April 21, 2016 - I want to thank you for coming out here today to celebrate the birthday of Texas at the birthplace of Texas. I am proud to serve you as a Texas State Senator, but more importantly, today, I am just proud to be a Texan.
Now if you came here from the Houston area as I did, then you followed the same path that General Houston did during his March to San Jacinto.
You passed historic Harrisburg near the Port of Houston, which Santa Anna burned in his pursuit of the Texian Army. You passed through Galena Park and Pasadena where the General Houston crossed the Buffalo Bayou and narrowly avoided the Mexican Army. And ultimately, you ended up here, on this hallowed ground.
That is one of the reasons why I love East Harris County, and why I love this park-- Because you can feel the history, take it all in and really reflect on what the Texas Revolution meant to those brave soldiers and to future generations of Texans.
I believe the Texas revolution started long before the first musket was fired on this land. It started when Mexicans left their homes and braved the perils of the frontier, to carve out a new life for themselves and their family. With rugged idealism and an independent spirit, they planted in this soil, founded communities and spread their roots.
They were followed by Americans, French, Germans and others who shared the same thirst for independence and opportunity. In those early days our ancestors began to define what it means to be a Texan.
Yet In the minds of many, the Texas Revolution was fought by Anglo American settlers against Mexicans--That couldn’t be further from the Truth. If you read the names engraved in this monument, you will see that the Texian army was diverse, because Texas has always been diverse.
In our infancy, Texas was made up of people with widely different backgrounds but what brought them here, what bonded them is the Texas spirit.

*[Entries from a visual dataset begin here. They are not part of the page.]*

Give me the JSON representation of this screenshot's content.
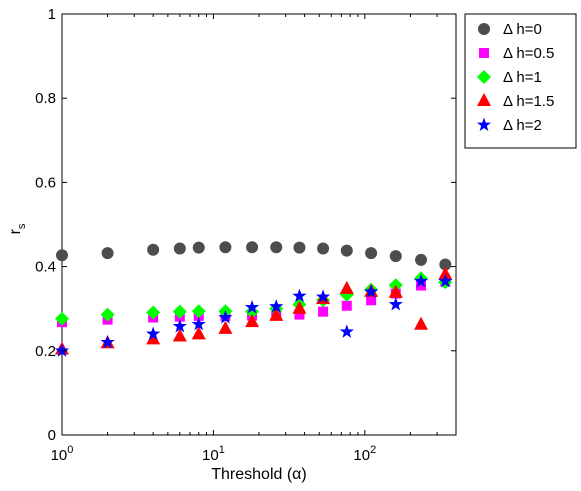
{
  "chart_data": {
    "type": "scatter",
    "xscale": "log",
    "xlim": [
      1,
      400
    ],
    "ylim": [
      0,
      1
    ],
    "xlabel": "Threshold (α)",
    "ylabel": "r",
    "ylabel_subscript": "s",
    "grid": false,
    "legend_position": "outside-top-right",
    "x_ticks": [
      {
        "value": 1,
        "base": "10",
        "exp": "0"
      },
      {
        "value": 10,
        "base": "10",
        "exp": "1"
      },
      {
        "value": 100,
        "base": "10",
        "exp": "2"
      }
    ],
    "y_ticks": [
      {
        "value": 0,
        "label": "0"
      },
      {
        "value": 0.2,
        "label": "0.2"
      },
      {
        "value": 0.4,
        "label": "0.4"
      },
      {
        "value": 0.6,
        "label": "0.6"
      },
      {
        "value": 0.8,
        "label": "0.8"
      },
      {
        "value": 1,
        "label": "1"
      }
    ],
    "x": [
      1,
      2,
      4,
      6,
      8,
      12,
      18,
      26,
      37,
      53,
      76,
      110,
      160,
      235,
      340
    ],
    "series": [
      {
        "name": "Δ h=0",
        "marker": "circle",
        "color": "#4d4d4d",
        "values": [
          0.427,
          0.432,
          0.44,
          0.443,
          0.445,
          0.446,
          0.446,
          0.446,
          0.445,
          0.443,
          0.438,
          0.432,
          0.425,
          0.416,
          0.405
        ]
      },
      {
        "name": "Δ h=0.5",
        "marker": "square",
        "color": "#ff00ff",
        "values": [
          0.268,
          0.274,
          0.279,
          0.281,
          0.283,
          0.283,
          0.284,
          0.285,
          0.286,
          0.293,
          0.307,
          0.32,
          0.336,
          0.355,
          0.365
        ]
      },
      {
        "name": "Δ h=1",
        "marker": "diamond",
        "color": "#00ff00",
        "values": [
          0.276,
          0.286,
          0.291,
          0.293,
          0.294,
          0.294,
          0.293,
          0.3,
          0.31,
          0.32,
          0.333,
          0.345,
          0.356,
          0.372,
          0.363
        ]
      },
      {
        "name": "Δ h=1.5",
        "marker": "triangle",
        "color": "#ff0000",
        "values": [
          0.203,
          0.218,
          0.227,
          0.234,
          0.239,
          0.252,
          0.268,
          0.283,
          0.3,
          0.323,
          0.347,
          0.34,
          0.338,
          0.262,
          0.381
        ]
      },
      {
        "name": "Δ h=2",
        "marker": "star",
        "color": "#0000ff",
        "values": [
          0.2,
          0.22,
          0.24,
          0.258,
          0.263,
          0.279,
          0.303,
          0.305,
          0.33,
          0.328,
          0.245,
          0.34,
          0.31,
          0.365,
          0.365
        ]
      }
    ]
  }
}
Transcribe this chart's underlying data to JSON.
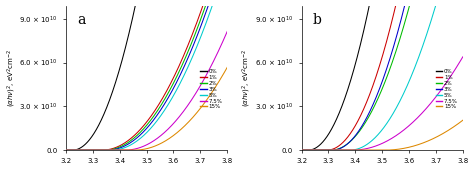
{
  "xlim": [
    3.2,
    3.8
  ],
  "ylim": [
    0,
    99000000000.0
  ],
  "yticks": [
    0,
    30000000000.0,
    60000000000.0,
    90000000000.0
  ],
  "xticks": [
    3.2,
    3.3,
    3.4,
    3.5,
    3.6,
    3.7,
    3.8
  ],
  "labels": [
    "0%",
    "1%",
    "2%",
    "3%",
    "5%",
    "7.5%",
    "15%"
  ],
  "colors": [
    "#000000",
    "#cc0000",
    "#00bb00",
    "#0000cc",
    "#00cccc",
    "#cc00cc",
    "#dd8800"
  ],
  "panel_a_label": "a",
  "panel_b_label": "b",
  "panel_a_curves": {
    "0%": {
      "x0": 3.225,
      "k": 4.5
    },
    "1%": {
      "x0": 3.335,
      "k": 2.8
    },
    "2%": {
      "x0": 3.345,
      "k": 2.8
    },
    "3%": {
      "x0": 3.355,
      "k": 2.8
    },
    "5%": {
      "x0": 3.37,
      "k": 2.8
    },
    "7.5%": {
      "x0": 3.42,
      "k": 2.5
    },
    "15%": {
      "x0": 3.455,
      "k": 2.3
    }
  },
  "panel_b_curves": {
    "0%": {
      "x0": 3.225,
      "k": 4.5
    },
    "1%": {
      "x0": 3.295,
      "k": 4.0
    },
    "2%": {
      "x0": 3.31,
      "k": 3.5
    },
    "3%": {
      "x0": 3.315,
      "k": 3.8
    },
    "5%": {
      "x0": 3.38,
      "k": 3.2
    },
    "7.5%": {
      "x0": 3.39,
      "k": 2.0
    },
    "15%": {
      "x0": 3.51,
      "k": 1.6
    }
  },
  "scale": 90000000000.0,
  "scale_b": 95000000000.0
}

And whether you were born here or got here as soon as you could, it’s a spirit that still pulses through the Texas populace today.
We’re tough, hardworking people. We value liberty, opportunity and Democracy, and, we don’t like being told what to do!
Now this monument is a symbol those Texas values. It’s a celebration of the bravery of free men who stood against tyranny and oppression. It’s a constant reminder that nothing should stand in the way of liberty and equal opportunity for all. But most importantly this monument means; DON’T MESS WITH TEXAS! -- Thank you!